Most of the day, we were at the lab. There are, I believe, 15 new people, only one of whom has dug before, and no one has dug prehistoric. They were mostly high school and college students, but we have a woman retiring after 20 years as a police detective and a couple of people somewhere around my age who just wanted to try archaeology. Dick gave his "semester course in archaeological methods condensed into about two hours" speech, sort of exegesis on a unit form and a bag tag. It is an excellent speech, even though the lab was much too hot, but possibly the new part of his talk was the most interesting:
The last few years' field schools have been mostly Paleo sites with very few bones of any kind surviving that long (say ten thousand years), but there is a reasonable chance we shall encounter Native American human remains; they did on the Smyth site, up the slope. The dig protocol (http://mysite.verizon.net/ddboisvert/nevillesitewebsite/protocol.html) says that if we find someone's remains in the field, we will leave that square and go to another. NOT going through the area looking for goodies, not taking the remains and measuring the daylights out of them to find out what he or she ate or died of -- which is the way we find out something about how she lived while she was alive. Part of my affection for archaeology seems to involve witnessing on behalf of the people who are no longer around to speak for themselves -- they WERE here, they lived fairly well in circumstances I cannot imagine, they had skills I admire. For me, a very old dead body gives the person whom it once was another chance to make her or his point. And just leaving them untouched takes that chance away from them.
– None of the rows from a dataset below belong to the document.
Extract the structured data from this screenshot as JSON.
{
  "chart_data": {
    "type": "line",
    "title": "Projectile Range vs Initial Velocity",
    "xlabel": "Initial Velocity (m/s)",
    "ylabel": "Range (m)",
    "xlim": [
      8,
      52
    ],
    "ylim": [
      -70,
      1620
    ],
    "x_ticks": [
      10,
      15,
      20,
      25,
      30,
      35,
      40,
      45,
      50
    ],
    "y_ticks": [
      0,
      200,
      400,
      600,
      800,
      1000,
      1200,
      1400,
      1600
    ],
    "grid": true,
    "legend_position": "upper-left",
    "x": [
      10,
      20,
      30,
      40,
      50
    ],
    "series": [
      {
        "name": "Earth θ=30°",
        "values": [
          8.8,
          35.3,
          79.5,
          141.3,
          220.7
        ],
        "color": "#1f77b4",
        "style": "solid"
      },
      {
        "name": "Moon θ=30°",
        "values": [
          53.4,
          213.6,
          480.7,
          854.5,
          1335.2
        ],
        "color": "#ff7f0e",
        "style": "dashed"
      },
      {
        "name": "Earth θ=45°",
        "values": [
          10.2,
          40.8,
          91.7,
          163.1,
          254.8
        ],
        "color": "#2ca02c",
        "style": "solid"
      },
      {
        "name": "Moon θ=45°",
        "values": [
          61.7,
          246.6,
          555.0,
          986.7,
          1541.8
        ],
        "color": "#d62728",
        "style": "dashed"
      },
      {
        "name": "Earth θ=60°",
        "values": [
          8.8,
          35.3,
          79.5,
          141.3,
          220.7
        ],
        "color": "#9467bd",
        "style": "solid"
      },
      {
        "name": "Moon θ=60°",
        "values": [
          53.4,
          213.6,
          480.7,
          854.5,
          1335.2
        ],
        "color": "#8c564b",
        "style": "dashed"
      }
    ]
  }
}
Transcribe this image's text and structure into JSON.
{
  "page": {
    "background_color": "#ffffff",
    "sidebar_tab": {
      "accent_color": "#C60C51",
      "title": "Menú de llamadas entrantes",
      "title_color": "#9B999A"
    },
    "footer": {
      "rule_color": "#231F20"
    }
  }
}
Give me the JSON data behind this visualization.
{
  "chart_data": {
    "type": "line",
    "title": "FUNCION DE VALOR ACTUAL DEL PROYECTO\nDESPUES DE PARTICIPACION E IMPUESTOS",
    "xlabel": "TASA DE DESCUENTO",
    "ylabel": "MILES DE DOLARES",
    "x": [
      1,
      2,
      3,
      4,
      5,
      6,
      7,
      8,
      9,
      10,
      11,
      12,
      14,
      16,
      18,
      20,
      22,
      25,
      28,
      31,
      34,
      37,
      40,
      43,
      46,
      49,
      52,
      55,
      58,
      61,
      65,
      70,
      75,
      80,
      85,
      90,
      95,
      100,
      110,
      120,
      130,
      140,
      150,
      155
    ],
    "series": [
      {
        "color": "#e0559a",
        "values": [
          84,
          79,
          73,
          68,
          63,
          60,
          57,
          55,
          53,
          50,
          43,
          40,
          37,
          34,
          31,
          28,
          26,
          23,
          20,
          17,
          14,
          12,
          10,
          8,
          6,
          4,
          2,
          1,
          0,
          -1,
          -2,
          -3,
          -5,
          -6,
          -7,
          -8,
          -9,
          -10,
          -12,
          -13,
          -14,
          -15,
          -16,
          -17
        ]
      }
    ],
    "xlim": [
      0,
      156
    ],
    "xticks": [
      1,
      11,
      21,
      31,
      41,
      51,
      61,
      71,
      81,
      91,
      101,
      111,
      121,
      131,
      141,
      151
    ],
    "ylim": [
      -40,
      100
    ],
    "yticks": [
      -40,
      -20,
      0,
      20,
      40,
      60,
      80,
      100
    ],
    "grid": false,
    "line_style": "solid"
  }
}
We usually say "Well, how would you feel if it was your grandmother in the museum?" but I think that might be kind of neat. My ancestors used to take coffin portraits of nicely composed dead people to remember them by, which isn't my cup of tea, any more than Victorian mourning jewelry braided out of one's loved one's hair. We do go to great lengths to recover people's bodies from disasters or wars, maybe mostly these days in the name of 'closure'(a culturally acceptable euphemism for 'keeping the dead from haunting the living'). We are quite willing to dig up our ancestors to find out how they died. But my culture has been distinguishing very carefully between body and soul since about the 4th century CE, not one of the best things to happen, either.
Dick managed to discuss the change -- from an archaeologist's delight at finding a grave unplundered by anyone previous to himself, to a thoughtful person's respectful retreat -- without making any snarky remarks. I don't think I could have been so polite. He points out, accurately, that sensitivity to the feelings and beliefs of people who are not archaeologists, or even Western Europeans, has come a long way in the past, say, 35 years. I know I should think this is a good thing; in fact, in many ways I do. But I also can't help thinking of how much MY culture has learned from picking through other people's graveyards. And I cannot conceal that I really like looking at the grave goods, which are often better made or in better repair than most things we find, as well as somehow personal to that one dead person.
Fortunately I have no power to break or amend the law, and NOT excavating something is much easier to change than having excavated something. If I am going to maintain the distinction between controlled, prudent, appropriate Looking for Stuff and vicious, destructive Treasure-Hunting, it would be well for me to try to develop some scruples.
Tomorrow we shall take surveyor-type elevations on all the points of the grid and the centers of each square, both to have the record and to allow Mark to make beautifully rendered contour maps on a human-sized scale. Actual digging. I hope it doesn't rain as much as it did today.